Like I said, no good deed goes unpunished.

Sunday, June 28, 2009

Hoopla not worth every penny, but has its value

I really, really, really, really, really, really, really, really, really, really, really, really, really, really, really, really, really, really, really, really, really, really, really, really, really, really, really, really, really, really, really, really, really, really, really, really, really, really, really, really, really, really, really, really, really, really, really, really, really, really, really, really, really, really, really, really, really, really, really, really, really, really, really, really, really, really, really, really, really, really, really, really, really, really, really, really, really, really, really, really, really, really, really, really, really, really, really, really, really, really, really, really, really, really, REALLY hate the end-of-year dance class extravagance.

That’s about $400 worth of despise:

Starting with $37 a month, including months containing two or fewer classes.
A $50 recital costume.

Having to pay $65 for four tickets to attend the recital (because it was booked at a professional performance space).

A mandate that five-year-olds wear make-up because "the lights will wash them out."
Dinner-time performance scheduled for preschoolers.

Not to mention that every minute of every class since February being entirely focused on "getting it right for recital," which often forced the cajoling of my wee one to actually participate after she lost interest.

Add insult to injury, just for kicks, and pay $18 + $7 shipping and handling for one 5x7 PROFESSIONAL PORTRAIT(TM) of the class (not to mention being told by a puckered-face woman that the pictures are copyrighted so I can't snap the action, too, even after I paid their highway robbery, no-customer-service, prices.) I hate the business model that demands parents herd their kids into a room and pay gobs of money for pictures, sight unseen, to arrive in six to eight weeks.

But the real end of my rope came as I was running around like a crazy person trying (and failing) to find nude-colored tights, a mandate for the dancewear that was not included with the $50 dancewear.

I practically broke down in tears when the husband, trying to be helpful, asked if I'd gone to WAL-MART. "I do NOT spend money at WAL-MART ... I'm NOT breaking THAT principle, too."

"OK ... Ok ...." came his soothing voice over the phone, evidence I'd gone too far; lost my moorings. I'd haplessly fallen over the edge of reason over sheer hose.
Much ado about nothing. Much ado over something that should just be fun. Something that no matter how it is presented, encourages the arts.

It wasn't the tights but my overall failure that I was lamenting.

My failure to find a class that met my desires for less consumerism. My failure to stand up and assert those values anyway. My insistence she continue when her interest waned. All the while feeling the emphasis was on the wrong place - the recital not the art.

My failure continues to kick me when I’m down as I recognize that the trappings were the ONLY part my daughter had any interest in after all these months: Having her picture taken in the dress and the chance at being on a real stage was poking me in the chest with my inability to NOT buck trends.

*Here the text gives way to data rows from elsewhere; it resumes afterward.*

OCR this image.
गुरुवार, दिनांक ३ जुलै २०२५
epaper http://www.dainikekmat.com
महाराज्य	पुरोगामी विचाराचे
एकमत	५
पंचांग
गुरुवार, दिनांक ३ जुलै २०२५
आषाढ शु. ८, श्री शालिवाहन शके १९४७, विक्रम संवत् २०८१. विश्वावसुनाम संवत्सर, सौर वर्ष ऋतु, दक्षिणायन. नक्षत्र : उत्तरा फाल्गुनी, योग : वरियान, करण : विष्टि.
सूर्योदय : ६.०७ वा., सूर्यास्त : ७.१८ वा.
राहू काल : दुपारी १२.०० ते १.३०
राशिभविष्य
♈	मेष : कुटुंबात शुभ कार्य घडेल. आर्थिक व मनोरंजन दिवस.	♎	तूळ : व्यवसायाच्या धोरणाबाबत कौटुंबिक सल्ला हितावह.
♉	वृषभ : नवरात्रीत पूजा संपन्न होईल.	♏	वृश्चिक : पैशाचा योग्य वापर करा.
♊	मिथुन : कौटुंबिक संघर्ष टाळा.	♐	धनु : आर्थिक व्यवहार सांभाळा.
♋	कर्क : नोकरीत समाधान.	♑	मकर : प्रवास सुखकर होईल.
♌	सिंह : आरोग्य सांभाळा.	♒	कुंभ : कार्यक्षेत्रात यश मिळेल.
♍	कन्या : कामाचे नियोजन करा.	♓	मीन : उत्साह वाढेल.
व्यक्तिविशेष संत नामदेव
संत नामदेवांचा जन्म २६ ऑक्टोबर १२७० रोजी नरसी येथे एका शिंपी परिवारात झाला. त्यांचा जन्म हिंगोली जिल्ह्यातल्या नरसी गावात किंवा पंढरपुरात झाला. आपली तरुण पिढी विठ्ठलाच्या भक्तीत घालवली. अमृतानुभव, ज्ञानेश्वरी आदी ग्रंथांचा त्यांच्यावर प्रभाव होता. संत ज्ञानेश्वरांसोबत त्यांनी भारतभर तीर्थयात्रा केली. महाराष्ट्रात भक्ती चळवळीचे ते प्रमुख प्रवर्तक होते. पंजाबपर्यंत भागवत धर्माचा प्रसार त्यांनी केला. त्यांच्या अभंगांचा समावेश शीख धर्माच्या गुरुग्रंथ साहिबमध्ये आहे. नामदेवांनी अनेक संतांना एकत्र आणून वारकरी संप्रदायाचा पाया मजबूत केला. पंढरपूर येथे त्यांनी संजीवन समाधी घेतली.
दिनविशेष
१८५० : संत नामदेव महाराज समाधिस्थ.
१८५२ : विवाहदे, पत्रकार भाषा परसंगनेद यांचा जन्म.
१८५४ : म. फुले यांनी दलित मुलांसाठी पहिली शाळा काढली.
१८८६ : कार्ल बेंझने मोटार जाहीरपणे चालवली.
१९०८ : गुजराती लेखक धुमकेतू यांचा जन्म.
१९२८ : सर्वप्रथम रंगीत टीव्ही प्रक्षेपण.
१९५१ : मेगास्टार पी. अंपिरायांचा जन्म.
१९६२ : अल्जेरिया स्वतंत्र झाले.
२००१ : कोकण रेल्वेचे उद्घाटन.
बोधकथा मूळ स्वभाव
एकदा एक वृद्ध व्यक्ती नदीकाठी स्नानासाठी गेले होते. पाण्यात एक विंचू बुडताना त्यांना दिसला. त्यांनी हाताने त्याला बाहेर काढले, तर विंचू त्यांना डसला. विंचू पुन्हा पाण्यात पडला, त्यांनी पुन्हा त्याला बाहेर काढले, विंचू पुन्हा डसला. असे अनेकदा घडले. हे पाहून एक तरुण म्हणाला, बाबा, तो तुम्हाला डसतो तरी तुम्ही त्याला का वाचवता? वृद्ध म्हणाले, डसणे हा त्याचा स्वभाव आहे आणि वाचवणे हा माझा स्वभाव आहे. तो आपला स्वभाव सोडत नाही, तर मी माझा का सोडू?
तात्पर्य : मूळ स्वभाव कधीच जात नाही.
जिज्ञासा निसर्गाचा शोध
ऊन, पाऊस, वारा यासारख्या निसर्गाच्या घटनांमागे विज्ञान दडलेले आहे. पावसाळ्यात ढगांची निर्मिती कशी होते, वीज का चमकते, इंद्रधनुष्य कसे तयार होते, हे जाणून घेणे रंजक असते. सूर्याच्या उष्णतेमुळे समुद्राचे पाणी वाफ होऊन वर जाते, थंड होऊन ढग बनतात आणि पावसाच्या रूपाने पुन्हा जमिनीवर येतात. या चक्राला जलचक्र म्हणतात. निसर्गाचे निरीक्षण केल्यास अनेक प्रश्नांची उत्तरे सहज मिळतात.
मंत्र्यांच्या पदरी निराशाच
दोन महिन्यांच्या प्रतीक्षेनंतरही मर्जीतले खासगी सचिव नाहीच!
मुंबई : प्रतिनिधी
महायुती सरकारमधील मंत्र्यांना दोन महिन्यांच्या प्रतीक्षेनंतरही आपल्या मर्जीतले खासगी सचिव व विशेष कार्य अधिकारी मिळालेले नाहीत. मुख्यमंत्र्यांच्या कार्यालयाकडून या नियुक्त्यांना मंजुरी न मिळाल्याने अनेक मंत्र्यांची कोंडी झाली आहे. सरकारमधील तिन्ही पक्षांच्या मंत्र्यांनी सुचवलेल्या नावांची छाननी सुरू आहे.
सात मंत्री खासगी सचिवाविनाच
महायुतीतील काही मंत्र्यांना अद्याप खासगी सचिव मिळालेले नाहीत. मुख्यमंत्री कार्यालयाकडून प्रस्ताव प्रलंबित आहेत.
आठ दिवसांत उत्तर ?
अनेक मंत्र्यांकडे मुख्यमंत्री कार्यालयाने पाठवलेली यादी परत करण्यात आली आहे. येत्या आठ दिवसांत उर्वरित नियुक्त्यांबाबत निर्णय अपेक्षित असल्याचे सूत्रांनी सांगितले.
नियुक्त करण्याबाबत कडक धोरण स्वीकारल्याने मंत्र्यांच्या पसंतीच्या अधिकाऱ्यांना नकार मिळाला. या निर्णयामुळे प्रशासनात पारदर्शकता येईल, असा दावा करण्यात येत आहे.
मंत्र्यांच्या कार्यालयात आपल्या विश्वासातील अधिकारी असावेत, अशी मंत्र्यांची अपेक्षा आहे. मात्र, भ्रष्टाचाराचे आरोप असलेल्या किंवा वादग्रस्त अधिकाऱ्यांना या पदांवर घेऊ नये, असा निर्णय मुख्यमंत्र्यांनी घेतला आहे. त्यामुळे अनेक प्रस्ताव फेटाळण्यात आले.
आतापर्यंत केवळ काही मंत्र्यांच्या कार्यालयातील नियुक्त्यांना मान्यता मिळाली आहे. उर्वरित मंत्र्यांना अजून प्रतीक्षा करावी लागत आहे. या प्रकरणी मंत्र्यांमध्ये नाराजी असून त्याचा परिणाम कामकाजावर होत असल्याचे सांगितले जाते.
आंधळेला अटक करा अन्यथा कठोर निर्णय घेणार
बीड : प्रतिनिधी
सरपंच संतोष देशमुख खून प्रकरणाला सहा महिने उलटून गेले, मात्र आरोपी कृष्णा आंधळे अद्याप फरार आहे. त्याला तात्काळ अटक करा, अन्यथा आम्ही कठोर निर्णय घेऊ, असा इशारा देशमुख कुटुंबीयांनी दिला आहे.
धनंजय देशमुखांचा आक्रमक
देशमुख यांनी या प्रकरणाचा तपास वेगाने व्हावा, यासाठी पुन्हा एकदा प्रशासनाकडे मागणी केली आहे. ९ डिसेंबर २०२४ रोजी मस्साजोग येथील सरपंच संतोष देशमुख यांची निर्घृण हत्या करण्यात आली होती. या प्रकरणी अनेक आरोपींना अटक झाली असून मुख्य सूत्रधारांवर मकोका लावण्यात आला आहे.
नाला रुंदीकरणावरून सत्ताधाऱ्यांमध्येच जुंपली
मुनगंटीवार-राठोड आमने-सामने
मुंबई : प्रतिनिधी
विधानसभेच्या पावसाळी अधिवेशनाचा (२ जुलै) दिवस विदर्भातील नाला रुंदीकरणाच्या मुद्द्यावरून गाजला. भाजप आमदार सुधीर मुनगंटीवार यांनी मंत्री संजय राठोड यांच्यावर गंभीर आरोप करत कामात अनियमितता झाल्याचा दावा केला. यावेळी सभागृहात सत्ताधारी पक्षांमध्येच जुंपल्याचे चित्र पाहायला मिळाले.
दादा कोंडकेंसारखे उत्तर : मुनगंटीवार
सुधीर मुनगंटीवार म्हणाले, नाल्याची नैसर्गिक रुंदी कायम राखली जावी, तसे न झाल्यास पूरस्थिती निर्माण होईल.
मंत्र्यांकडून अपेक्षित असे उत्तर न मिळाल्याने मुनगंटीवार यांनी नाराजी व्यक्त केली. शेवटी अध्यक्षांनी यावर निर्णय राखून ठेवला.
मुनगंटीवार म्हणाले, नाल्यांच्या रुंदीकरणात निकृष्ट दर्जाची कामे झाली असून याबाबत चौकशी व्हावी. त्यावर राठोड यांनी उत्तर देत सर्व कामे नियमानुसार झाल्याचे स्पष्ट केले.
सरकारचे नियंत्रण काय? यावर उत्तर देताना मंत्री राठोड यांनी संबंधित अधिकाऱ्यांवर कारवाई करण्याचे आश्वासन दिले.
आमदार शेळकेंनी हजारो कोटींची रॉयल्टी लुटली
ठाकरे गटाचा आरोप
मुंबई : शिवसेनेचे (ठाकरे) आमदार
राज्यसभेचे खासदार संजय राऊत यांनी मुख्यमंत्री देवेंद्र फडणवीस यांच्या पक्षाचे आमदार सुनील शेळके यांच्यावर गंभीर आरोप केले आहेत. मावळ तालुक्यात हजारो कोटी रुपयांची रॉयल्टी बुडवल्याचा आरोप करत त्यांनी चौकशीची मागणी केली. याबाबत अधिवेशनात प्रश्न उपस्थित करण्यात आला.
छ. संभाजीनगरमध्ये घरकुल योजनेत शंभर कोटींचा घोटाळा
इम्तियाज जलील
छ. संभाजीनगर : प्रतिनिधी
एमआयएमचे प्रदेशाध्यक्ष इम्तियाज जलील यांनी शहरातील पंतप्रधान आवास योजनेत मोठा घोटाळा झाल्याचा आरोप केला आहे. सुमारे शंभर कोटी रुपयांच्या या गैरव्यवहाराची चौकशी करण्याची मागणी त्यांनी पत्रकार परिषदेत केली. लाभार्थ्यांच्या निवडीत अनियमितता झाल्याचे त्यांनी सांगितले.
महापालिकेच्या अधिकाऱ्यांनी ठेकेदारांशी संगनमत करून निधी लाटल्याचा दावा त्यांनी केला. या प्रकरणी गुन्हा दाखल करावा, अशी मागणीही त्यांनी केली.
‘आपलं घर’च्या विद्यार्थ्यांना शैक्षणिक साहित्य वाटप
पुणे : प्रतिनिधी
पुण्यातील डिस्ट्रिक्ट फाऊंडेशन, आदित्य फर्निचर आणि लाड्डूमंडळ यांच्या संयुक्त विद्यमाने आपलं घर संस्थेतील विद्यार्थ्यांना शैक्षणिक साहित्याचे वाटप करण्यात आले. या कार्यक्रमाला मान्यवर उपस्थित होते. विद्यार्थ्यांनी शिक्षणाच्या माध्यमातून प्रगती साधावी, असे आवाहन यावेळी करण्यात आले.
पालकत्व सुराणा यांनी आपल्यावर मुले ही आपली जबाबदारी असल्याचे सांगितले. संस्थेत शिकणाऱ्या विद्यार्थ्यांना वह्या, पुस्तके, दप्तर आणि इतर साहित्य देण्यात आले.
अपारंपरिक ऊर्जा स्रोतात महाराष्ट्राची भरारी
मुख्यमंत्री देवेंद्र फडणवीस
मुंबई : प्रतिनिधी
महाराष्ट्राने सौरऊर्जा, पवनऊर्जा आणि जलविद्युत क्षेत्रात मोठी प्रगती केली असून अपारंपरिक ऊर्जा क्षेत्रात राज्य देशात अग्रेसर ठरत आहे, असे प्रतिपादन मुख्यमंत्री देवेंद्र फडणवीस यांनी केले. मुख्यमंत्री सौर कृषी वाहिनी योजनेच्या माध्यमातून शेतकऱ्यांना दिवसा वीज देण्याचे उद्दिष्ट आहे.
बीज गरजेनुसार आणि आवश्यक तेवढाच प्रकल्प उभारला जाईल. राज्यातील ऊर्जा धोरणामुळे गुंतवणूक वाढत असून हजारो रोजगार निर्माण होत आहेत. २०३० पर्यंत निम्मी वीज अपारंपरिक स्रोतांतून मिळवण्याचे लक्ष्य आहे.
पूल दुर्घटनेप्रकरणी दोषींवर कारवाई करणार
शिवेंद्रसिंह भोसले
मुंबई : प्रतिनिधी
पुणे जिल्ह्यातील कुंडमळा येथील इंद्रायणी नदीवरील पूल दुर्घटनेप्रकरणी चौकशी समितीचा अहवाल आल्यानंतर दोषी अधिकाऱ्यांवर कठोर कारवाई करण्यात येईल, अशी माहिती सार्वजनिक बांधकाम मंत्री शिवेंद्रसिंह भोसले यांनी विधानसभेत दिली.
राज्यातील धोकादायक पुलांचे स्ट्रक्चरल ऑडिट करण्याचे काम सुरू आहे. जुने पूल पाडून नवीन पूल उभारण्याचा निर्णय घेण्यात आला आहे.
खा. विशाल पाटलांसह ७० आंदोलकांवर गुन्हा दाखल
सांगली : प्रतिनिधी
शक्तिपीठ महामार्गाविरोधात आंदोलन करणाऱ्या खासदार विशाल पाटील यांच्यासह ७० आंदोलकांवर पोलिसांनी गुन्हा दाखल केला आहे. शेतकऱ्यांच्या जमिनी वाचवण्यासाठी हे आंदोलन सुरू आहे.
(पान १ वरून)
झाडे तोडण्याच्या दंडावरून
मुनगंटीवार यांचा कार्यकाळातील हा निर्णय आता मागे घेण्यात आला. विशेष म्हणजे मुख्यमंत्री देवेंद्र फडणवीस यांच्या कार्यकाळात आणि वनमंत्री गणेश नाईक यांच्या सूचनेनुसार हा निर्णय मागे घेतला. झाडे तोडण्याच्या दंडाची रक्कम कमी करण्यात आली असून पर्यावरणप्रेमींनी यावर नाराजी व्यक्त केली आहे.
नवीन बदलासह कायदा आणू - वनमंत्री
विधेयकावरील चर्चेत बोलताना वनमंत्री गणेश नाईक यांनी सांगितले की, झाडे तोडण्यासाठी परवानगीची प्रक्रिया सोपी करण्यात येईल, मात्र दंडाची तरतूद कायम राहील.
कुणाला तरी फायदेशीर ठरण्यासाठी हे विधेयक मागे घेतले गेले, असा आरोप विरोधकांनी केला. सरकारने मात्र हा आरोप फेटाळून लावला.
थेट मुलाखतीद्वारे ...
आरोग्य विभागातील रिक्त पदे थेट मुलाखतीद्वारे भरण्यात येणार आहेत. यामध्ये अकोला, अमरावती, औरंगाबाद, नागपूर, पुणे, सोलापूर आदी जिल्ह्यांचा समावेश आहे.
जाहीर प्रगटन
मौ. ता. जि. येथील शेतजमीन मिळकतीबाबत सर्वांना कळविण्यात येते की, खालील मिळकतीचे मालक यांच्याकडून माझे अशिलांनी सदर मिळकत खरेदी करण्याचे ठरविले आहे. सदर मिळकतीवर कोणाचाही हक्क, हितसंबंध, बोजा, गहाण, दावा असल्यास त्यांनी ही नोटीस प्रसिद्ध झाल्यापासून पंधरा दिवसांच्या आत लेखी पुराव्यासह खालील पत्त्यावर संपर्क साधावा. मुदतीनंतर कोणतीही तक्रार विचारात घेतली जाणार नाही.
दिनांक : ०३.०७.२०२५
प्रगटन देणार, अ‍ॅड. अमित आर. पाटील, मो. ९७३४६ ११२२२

I knew it would be this way. I knew as they scheduled the circus, I was going to be playing an angry clown. I'm just utterly stunned and shocked by my own rage and stubbornness when it finally came to pass.

Can't just keep my mouth shut and smile. I know when the lights go down and the girls start their performances I will be just as proud as a parent can be.

And then a friend told me something that made it all fit together.
"Let your principles be a guide, not a shackle."

So easy to forget that, isn't it?

When we enslave our "principles" we really run the risk of becoming unprincipled.
I had said that I didn't want THIS to be our experience. And it won't be if I don't let my principles petrify. If I don't shut down and fold my arms to other possibilities.

... I just hope it's the dance that will be the reason she'll want to continue in six to eight weeks (if she chooses to continue) ... not just to see her picture on the wall.